Sramana Mitra: What happens after?
Ryan Caldwell: I went to do consulting. I wanted to be at the heart of San Francisco. I did consulting for companies like Microsoft and Visa in London and Singapore.
Sramana Mitra: What was the next major thing that you did after selling this company?
Ryan Caldwell: I gained some experience with large corporations and how they work. I owned about 90% of the company when I sold it, so it was a meaningful exit for me personally. I wanted to see how large companies work, how they made decisions, and what that side was like.
For about a year, I was living in San Francisco. I got to see how they made decisions. It was informative to see the massive scale of these larger organizations and how, as more agile startups, there could be great possibilities by partnering with them. That year of my life changed my paradigm about how I might do entrepreneurship in the future.
Sramana Mitra: What were the takeaways? What did you learn?
Ryan Caldwell: Larger organizations aren’t always doing things because they make sense. Often, they’re doing things because of inertia. It’s just what they already are doing. It’s easy for a startup to come in and innovate and find a solution that can meet a significant need for that larger organization, and be able to help the startup get scale. There’s a symbiotic relationship between startups and large corporations if you can just find a common area that the startup could deliver benefit for.
Sramana Mitra: After that experience, what was the next thing you did?
Ryan Caldwell: There was a lot of great things going on in Utah at that time. I had met a few people in Utah years before. I was born in Germany but moved around quite a bit. Some of my formative years were in Texas. I considered myself from Texas but had been in Utah a few times. I had met some really great entrepreneurs in the state. I watched Josh Ames in their very early days when they built Omniture and ended up going public.
I thought that Utah was a great place to build a company. I came to Utah and had a few friends that I had met before. I worked with a few of them on a handful of different startups. The first major commitment that I made was working with a company called Zinch. Sid Krommenhoek was there and was one of the founders. I got to know him and the other two founders pretty well.
I worked with them for about five months and got to see the good and the bad of the early days of a startup in a different form than I had seen before. It was really cool to see the challenges that they were taking on. I decided that startup wasn’t for me so I didn’t stay there, but I got to watch their journey as they built that company and sold it to Chegg. I stayed friends with Sid and saw him go through that whole process.
Sramana Mitra: What year does this bring us to?
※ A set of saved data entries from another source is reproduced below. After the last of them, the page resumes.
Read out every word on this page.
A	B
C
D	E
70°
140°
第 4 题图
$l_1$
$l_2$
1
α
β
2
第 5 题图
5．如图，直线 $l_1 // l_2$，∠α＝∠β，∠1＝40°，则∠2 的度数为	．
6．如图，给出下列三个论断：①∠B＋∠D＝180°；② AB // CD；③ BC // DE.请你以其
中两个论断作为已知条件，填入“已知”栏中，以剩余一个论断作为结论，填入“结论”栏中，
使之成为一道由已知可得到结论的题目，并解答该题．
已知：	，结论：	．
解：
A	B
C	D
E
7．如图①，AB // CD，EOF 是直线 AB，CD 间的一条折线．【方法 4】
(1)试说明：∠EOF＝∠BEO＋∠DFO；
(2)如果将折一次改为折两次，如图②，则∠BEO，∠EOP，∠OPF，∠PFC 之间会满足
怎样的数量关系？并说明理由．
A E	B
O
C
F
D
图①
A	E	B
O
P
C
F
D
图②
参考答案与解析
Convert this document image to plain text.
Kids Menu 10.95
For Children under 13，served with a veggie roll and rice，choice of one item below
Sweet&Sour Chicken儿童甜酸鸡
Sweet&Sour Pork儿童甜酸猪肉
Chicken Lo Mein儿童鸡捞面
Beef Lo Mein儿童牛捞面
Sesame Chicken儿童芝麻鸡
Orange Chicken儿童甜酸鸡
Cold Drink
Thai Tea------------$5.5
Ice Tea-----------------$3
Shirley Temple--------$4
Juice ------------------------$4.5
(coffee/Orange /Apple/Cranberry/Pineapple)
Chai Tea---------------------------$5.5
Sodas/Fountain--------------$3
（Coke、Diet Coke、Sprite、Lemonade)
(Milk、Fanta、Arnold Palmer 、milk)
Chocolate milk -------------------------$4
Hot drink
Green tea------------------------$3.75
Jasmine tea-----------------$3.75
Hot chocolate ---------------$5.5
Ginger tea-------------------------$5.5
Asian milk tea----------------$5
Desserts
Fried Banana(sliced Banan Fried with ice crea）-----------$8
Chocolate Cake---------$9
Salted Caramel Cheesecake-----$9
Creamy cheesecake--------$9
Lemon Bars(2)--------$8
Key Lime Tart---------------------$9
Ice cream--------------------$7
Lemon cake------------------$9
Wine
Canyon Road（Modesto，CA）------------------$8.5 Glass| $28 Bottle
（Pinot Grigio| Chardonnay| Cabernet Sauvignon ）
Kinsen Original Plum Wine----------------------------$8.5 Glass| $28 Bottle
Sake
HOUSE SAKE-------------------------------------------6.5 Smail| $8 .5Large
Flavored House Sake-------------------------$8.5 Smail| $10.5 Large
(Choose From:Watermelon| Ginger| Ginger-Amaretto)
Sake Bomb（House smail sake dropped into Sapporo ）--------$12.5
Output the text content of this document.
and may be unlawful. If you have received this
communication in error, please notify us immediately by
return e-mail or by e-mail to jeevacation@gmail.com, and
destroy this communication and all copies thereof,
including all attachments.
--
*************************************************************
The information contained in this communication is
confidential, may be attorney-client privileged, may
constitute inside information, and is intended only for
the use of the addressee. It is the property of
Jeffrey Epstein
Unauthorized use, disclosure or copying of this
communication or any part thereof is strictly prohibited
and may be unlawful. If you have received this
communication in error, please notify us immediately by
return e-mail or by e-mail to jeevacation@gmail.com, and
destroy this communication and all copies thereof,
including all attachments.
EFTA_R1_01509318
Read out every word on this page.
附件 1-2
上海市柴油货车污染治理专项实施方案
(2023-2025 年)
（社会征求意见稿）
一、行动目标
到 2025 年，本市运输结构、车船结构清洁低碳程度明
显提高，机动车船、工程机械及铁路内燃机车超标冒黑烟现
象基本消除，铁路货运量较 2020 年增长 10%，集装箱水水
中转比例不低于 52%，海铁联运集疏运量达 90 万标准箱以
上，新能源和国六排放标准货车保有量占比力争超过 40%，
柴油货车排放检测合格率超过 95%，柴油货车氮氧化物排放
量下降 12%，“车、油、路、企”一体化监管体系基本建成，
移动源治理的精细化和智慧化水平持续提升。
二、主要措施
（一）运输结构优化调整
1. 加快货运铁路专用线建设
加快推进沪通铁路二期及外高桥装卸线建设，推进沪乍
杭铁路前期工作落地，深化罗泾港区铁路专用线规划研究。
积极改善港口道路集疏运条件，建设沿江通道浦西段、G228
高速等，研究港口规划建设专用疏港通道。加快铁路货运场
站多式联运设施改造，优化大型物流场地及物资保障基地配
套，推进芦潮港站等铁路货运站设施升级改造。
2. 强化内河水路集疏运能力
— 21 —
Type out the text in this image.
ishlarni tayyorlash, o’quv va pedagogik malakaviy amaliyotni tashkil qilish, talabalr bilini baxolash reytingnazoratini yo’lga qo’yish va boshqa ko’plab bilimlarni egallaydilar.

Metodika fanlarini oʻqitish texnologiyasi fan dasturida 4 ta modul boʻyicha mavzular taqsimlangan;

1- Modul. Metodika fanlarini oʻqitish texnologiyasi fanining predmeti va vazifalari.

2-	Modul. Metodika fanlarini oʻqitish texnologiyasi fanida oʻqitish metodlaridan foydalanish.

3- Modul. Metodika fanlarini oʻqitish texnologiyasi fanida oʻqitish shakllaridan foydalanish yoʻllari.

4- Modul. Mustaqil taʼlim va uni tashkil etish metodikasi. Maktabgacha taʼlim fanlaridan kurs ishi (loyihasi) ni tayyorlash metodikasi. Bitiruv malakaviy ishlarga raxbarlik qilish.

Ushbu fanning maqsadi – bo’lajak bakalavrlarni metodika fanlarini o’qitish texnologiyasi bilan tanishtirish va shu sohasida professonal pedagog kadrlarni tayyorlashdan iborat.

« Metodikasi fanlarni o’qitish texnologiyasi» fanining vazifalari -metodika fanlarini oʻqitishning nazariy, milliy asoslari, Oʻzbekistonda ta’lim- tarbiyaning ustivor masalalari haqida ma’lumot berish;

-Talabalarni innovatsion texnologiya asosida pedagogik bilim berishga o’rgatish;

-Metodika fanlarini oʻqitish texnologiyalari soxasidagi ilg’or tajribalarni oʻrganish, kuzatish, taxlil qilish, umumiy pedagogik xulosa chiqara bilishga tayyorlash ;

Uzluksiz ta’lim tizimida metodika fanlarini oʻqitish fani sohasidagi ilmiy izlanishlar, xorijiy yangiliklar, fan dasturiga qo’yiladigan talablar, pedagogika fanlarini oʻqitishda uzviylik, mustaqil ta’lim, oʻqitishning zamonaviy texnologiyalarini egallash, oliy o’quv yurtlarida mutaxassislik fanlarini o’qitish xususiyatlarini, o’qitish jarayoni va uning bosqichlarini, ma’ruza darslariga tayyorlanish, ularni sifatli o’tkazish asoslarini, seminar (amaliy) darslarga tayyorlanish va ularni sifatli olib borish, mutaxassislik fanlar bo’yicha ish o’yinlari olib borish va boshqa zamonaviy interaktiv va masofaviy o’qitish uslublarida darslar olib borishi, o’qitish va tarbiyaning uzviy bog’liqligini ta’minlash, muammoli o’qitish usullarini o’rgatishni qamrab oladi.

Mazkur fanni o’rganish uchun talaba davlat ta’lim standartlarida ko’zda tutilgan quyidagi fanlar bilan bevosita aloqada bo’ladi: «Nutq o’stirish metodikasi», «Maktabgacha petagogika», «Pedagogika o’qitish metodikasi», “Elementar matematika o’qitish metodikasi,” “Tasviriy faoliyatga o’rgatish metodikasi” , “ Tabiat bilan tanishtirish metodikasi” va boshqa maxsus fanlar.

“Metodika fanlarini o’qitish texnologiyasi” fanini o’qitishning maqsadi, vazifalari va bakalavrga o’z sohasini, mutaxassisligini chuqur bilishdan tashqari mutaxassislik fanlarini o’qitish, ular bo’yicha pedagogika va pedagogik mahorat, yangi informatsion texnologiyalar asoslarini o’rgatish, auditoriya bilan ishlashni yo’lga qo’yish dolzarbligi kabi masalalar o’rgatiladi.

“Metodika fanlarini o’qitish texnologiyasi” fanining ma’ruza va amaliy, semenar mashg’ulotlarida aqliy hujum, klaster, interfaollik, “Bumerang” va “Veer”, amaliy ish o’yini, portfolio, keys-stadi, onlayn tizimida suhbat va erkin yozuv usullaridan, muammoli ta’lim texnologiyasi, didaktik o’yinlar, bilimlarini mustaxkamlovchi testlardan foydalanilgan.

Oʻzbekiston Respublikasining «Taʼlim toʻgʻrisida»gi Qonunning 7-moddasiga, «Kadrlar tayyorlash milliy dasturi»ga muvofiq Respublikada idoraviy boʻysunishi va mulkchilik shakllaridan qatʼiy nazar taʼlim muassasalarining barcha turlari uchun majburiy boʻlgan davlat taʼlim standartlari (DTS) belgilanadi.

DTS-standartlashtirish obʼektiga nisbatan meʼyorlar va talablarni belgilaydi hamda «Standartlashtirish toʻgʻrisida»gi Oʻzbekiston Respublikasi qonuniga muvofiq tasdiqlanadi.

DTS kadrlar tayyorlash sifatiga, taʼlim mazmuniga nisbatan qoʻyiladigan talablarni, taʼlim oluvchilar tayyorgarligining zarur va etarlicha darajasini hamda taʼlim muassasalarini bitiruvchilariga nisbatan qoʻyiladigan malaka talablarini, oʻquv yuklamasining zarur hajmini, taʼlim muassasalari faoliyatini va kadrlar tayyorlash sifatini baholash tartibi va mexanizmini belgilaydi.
Ryan Caldwell: That was in 2007.
Sramana Mitra: What’s next?
Ryan Caldwell: There was a time in the 2008 and 2009 timeframe where I was working with different companies. However, I focused only on MX. It was the first company where I was tackling something that I was passionate about. It was something that bothered me. That first Internet company that I described, that was one where there was great utility there and I definitely had a strong interest in that, but it wasn’t anything that I felt really passionate about.